Upgrade CSM and additional products with IUF

Note: The CSM upgrade to CSM 1.6 is done with IUF.

This procedure is used when performing an upgrade of Cray System Management (CSM) along with additional HPE Cray EX software products at the same time. This procedure would be used when upgrading from one HPC CSM Software Recipe release to another.

This procedure is not used to perform an initial install or upgrade of HPE Cray EX software products when CSM itself is not being upgraded. See Install or upgrade additional products with IUF for that procedure.

This procedure streamlines the rollout of new images to management nodes. These images are based on the new images provided by the CSM product and customized by the additional HPE Cray EX software products, including the User Services Software (USS) and Slingshot Host Software (SHS).

All stages of iuf are executed in this option. All of the new product software provided in the recipe release is deployed and all management NCNs and managed compute nodes and application nodes are rebooted to new images and Configuration Framework Service (CFS) configurations. Manual operations are documented for procedures that are not currently managed by IUF.

The upgrade workflow comprises the following procedures. The diagram shows the workflow and the steps below it provide detailed instructions which must be executed in the order shown.

The CSM upgrade steps are run automatically, either directly through IUF stages or by a hook automatically executed at the beginning or end of an IUF stage. For more detail about about the CSM upgrade hooks, see the section description of CSM upgrade hooks.

Upgrade CSM and additional products with IUF

  1. Read the Important Notes section of the CSM 1.5.0 or later to 1.6.0 Upgrade Process documentation.

  2. Prepare for Upgrade to Next CSM Major Version in the CSM 1.5 documentation.

  3. Prepare for the upgrade procedure and download product media

    1. Follow the IUF Prepare for the install or upgrade instructions to set environment variables used during the upgrade process.

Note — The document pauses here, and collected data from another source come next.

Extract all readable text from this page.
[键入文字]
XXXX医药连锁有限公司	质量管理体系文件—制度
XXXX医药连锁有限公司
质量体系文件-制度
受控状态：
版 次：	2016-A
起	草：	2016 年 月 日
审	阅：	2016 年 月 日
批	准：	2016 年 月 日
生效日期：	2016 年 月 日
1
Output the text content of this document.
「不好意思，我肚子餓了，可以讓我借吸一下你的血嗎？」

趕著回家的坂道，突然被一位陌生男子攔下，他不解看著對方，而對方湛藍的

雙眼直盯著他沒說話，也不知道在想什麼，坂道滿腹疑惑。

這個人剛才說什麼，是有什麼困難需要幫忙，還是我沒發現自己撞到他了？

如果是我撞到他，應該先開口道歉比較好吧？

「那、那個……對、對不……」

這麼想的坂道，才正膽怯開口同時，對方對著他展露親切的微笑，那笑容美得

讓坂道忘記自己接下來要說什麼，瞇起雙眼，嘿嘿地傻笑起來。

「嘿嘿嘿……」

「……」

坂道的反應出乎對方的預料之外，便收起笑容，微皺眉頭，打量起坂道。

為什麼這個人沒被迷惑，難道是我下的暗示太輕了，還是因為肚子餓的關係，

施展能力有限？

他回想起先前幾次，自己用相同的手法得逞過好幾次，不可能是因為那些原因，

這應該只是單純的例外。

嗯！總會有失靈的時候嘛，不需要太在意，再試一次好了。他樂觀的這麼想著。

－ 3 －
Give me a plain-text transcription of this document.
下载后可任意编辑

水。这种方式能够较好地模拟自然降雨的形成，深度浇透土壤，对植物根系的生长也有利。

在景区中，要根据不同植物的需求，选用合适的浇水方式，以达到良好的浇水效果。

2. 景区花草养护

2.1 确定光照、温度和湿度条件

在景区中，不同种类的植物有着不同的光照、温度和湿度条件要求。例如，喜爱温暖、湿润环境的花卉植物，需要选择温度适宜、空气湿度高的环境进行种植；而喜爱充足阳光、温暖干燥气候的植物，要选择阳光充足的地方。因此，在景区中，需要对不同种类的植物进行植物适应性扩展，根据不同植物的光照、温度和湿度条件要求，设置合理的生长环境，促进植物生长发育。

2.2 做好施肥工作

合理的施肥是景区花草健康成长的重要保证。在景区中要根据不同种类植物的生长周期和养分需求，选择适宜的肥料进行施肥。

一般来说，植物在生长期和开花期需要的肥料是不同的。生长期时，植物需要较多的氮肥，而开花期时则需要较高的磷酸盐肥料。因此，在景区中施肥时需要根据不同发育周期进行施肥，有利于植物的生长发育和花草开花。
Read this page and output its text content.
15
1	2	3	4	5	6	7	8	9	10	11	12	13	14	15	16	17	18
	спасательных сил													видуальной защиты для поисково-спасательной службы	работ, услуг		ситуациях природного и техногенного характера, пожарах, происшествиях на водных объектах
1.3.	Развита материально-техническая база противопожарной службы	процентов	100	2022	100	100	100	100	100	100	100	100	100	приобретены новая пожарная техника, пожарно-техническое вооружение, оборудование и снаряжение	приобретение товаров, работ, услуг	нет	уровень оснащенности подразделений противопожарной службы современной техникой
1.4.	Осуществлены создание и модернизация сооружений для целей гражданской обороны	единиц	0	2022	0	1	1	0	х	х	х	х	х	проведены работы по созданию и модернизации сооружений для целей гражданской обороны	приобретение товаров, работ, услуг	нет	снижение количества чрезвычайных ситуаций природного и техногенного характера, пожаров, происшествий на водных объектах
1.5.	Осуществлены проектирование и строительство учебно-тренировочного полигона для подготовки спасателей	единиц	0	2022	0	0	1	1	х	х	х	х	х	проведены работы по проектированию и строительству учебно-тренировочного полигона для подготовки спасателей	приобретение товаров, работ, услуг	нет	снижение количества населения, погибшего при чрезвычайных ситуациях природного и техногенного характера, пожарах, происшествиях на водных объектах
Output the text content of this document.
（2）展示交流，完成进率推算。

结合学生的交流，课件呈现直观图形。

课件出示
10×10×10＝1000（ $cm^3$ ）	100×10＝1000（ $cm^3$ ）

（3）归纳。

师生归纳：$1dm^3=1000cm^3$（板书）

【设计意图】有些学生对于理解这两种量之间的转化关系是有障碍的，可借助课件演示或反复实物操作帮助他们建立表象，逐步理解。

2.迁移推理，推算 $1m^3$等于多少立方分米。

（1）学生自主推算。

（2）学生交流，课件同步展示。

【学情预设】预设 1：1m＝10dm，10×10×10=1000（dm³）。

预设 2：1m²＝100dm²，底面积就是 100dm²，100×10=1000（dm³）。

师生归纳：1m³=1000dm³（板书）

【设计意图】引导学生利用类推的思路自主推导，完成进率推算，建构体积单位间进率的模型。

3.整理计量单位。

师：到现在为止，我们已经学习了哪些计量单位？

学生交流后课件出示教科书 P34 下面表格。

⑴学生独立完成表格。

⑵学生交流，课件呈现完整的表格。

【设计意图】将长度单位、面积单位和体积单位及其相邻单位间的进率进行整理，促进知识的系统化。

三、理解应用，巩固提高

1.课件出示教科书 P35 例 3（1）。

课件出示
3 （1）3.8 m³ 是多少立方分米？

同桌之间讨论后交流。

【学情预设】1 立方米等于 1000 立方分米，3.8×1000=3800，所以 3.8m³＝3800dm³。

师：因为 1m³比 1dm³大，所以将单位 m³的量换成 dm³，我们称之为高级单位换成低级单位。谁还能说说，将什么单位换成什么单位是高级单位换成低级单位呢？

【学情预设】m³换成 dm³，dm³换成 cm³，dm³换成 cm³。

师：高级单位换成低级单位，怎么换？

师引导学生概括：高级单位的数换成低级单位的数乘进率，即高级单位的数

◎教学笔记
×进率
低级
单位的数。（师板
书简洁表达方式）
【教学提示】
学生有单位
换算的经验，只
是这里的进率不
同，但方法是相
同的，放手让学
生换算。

    2. Download the desired HPE product media defined by the HPC CSM Software Recipe to ${MEDIA_DIR}, which was defined in the previous step.

  4. Product delivery

    NOTE The CSM upgrade prerequisites are automatically executed in a hook run before pre-install-check.

    Follow the IUF Product delivery instructions.

    SMA 1.10.15 and later includes an upgraded LDMS that introduces an incompatibility with configuration files used in prior versions.

    • When upgrading from an older SMA version to a version with this new LDMS, the administrator must change the configuration files.
    • A workaround is presented as an Action in the deliver-product stage in the IUF Stage Details for SMA section of the HPE Cray Supercomputing EX System Monitoring Application Installation Guide.
  5. Configuration

    Follow the IUF Configuration instructions.

  6. Image preparation

    Follow the IUF Image preparation instructions.

  7. Backup

    Follow the IUF Backup instructions.

  8. Management rollout

    NOTE The upgrade of CSM services and validation of CSM health occur automatically in a hook executed before the first management node is rolled out.

    Follow the IUF Management rollout instructions.

  9. Deploy product

    NOTE The application of networking changes and CoreDNS anti-affinity changes along with the upgrade of the Kubernetes control plane is performed in a hook automatically executed after deploy-product.

    Follow these IUF instructions in order:

    1. Deploy product
    2. Validate deployment
    3. Perform Slingshot switch and management network switch firmware updates
  10. Managed rollout

    Follow the IUF Managed rollout instructions.

The IUF upgrade workflow is now complete. Exit any typescript sessions created during the upgrade procedure and remove any installation artifacts, if desired.

Description of CSM upgrade hooks

The hooks below are automatically executed when CSM is being upgraded with IUF.

  • CSM upgrade prerequisites

    CSM upgrade prerequisites are executed in a hook run before pre-install-check. This executes steps that are dependencies for later CSM upgrade steps. This includes some service chart upgrades, uploading base NCN images to be used later in prepare-images, and other setup steps. The specific script that is being executed is /usr/share/doc/csm/upgrade/scripts/upgrade/prerequisites.sh.

  • Upgrade of CSM services and validation of CSM health

    The upgrade of CSM services and validation of CSM health are performed in a hook executed before management-nodes-rollout. This hook is only executed before the first NCN is upgraded. The specific script that executes the CSM services upgrade is /usr/share/doc/csm/upgrade/scripts/upgrade/csm-upgrade.sh.

  • Application of networking changes, CoreDNS anti-affinity, upgrade of the Kubernetes control plane

    The application of networking changes and CoreDNS anti-affinity changes along with the upgrade of the Kubernetes control plane is performed in a hook executed after deploy-product. The specific scripts executed as part of this hook are /srv/cray/scripts/common/apply-networking-manifests.sh, /usr/share/doc/csm/upgrade/scripts/k8s/apply-coredns-pod-affinity.sh, and /usr/share/doc/csm/upgrade/scripts/k8s/upgrade_control_plane.sh.